Liu Jinmei, Chen Xu, Zhang Cong, Hu Huiping, Li Shijun, Fu Zhiwen, You Ruxu
Department of Pharmacy, Union Hospital, Tongji Medical College, Huazhong University of Science and Technology, Wuhan 430022, China.
J Clin Med. 2025 May 20;14(10):3581. doi: 10.3390/jcm14103581.

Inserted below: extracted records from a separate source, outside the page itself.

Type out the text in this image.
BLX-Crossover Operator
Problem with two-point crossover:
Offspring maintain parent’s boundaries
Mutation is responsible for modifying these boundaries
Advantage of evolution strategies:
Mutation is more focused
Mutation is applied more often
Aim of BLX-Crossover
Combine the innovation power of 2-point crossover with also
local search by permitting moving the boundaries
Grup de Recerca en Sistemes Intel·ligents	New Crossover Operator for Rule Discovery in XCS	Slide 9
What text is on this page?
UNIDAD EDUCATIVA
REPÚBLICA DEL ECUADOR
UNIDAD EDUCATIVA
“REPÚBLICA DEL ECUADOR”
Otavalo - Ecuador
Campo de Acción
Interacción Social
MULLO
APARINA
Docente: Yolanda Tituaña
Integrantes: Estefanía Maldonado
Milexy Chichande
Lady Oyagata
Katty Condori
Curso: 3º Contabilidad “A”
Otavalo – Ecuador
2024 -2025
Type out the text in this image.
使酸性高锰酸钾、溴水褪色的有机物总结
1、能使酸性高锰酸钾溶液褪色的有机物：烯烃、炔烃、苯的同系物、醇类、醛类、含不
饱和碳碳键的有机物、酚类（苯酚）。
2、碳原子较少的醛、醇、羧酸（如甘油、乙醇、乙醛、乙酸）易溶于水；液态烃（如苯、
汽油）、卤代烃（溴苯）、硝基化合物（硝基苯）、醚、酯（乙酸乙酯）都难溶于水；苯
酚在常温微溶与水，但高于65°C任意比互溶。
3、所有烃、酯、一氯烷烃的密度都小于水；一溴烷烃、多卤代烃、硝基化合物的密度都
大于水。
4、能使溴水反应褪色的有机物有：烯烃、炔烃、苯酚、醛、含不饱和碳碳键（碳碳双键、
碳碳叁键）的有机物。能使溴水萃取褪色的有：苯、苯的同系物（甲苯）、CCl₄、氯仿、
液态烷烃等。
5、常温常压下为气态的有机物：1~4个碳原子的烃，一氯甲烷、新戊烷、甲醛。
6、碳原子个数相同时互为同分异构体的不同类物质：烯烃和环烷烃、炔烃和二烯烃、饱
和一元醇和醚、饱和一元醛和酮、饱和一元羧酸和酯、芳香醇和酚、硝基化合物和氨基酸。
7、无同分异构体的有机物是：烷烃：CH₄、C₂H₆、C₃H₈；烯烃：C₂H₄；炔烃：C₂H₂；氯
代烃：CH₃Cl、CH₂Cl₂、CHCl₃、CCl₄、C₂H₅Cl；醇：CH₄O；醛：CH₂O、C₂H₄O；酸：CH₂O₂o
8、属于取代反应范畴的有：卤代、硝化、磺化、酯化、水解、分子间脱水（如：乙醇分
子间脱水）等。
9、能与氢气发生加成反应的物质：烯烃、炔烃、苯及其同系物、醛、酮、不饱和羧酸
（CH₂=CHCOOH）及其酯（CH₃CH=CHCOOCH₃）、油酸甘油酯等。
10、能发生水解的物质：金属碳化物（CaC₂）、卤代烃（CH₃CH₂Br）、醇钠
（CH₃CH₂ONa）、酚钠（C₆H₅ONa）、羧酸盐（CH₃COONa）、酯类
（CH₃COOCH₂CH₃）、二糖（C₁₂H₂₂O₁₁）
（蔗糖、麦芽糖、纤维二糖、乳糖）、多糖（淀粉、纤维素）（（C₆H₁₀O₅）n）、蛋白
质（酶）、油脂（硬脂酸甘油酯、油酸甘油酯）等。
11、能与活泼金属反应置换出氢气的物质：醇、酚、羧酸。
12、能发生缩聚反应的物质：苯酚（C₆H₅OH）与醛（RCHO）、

: The nephrotoxicity of immune checkpoint inhibitors (ICIs) combined with proton pump inhibitors (PPIs) has been recognized but lacks a comprehensive analysis. We conducted an in-depth investigation of renal adverse events (rAEs) associated with ICIs and different acid-suppressing agents (ASAs)-including PPIs, histamine-2 receptor antagonists (HRAs), and potassium-competitive acid blockers (P-CABs)-using real-world data from the FDA's Adverse Event Reporting System (FAERS). : We analyzed rAE reports from the FAERS database covering Q1 2004 to Q1 2023. Disproportionality analysis was conducted to identify rAEs associated with ICI or ASA monotherapy or combination therapy. Univariate logistic regression was employed to explore influencing factors. : No eligible rAE reports were retrieved for HRAs and P-CABs. However, 6,775 reports in the ICI group, 54,055 reports in the PPI group, and 210 reports in the ICI-PPI combination therapy group were included in the final analysis. In PPI-ICI combination settings, tubulointerstitial nephritis had the highest reporting frequency and signal intensity; the overall risk of rAEs was significantly elevated compared to ICI or PPI monotherapy, with reporting odds ratios of 14. 65 (95% confidence interval [CI] 12.93-16.58) and 3.24 (95% CI 2.87-3.66), respectively; the median onset time was shortest at 21 days (interquartile range 5.5-135); and PD-1 monotherapy, omeprazole, and rabeprazole were associated with higher rAE risks. : Our findings confirm that the combination of PPIs (but not other ASAs) with ICIs further increases the risk of various acute and chronic rAEs. Healthcare providers should exercise caution when managing patients on these therapies.
免疫检查点抑制剂(ICI)与质子泵抑制剂(PPI)联合使用时的肾毒性已得到认识,但缺乏全面分析。我们利用美国食品药品监督管理局不良事件报告系统(FAERS)的真实世界数据,对与ICI及不同抑酸剂(ASA)相关的肾脏不良事件(rAE)进行了深入调查,这些抑酸剂包括PPI、组胺-2受体拮抗剂(HRA)和钾竞争性酸阻滞剂(P-CAB)。
我们分析了FAERS数据库中2004年第一季度至2023年第一季度的rAE报告。进行了不成比例分析以确定与ICI或ASA单药治疗或联合治疗相关的rAE。采用单因素逻辑回归探索影响因素。
未检索到HRA和P-CAB的合格rAE报告。然而,最终分析纳入了ICI组的6775份报告、PPI组的54055份报告以及ICI-PPI联合治疗组的210份报告。在PPI-ICI联合治疗中,肾小管间质性肾炎的报告频率和信号强度最高;与ICI或PPI单药治疗相比,rAE的总体风险显著升高,报告比值比分别为14.65(95%置信区间[CI]12.93-16.58)和3.24(95%CI 2.87-3.66);中位发病时间最短,为21天(四分位间距5.5-135);PD-1单药治疗、奥美拉唑和雷贝拉唑与较高的rAE风险相关。
我们的研究结果证实,PPI(而非其他ASA)与ICI联合使用会进一步增加各种急性和慢性rAE的风险。医疗服务提供者在管理接受这些治疗的患者时应谨慎行事。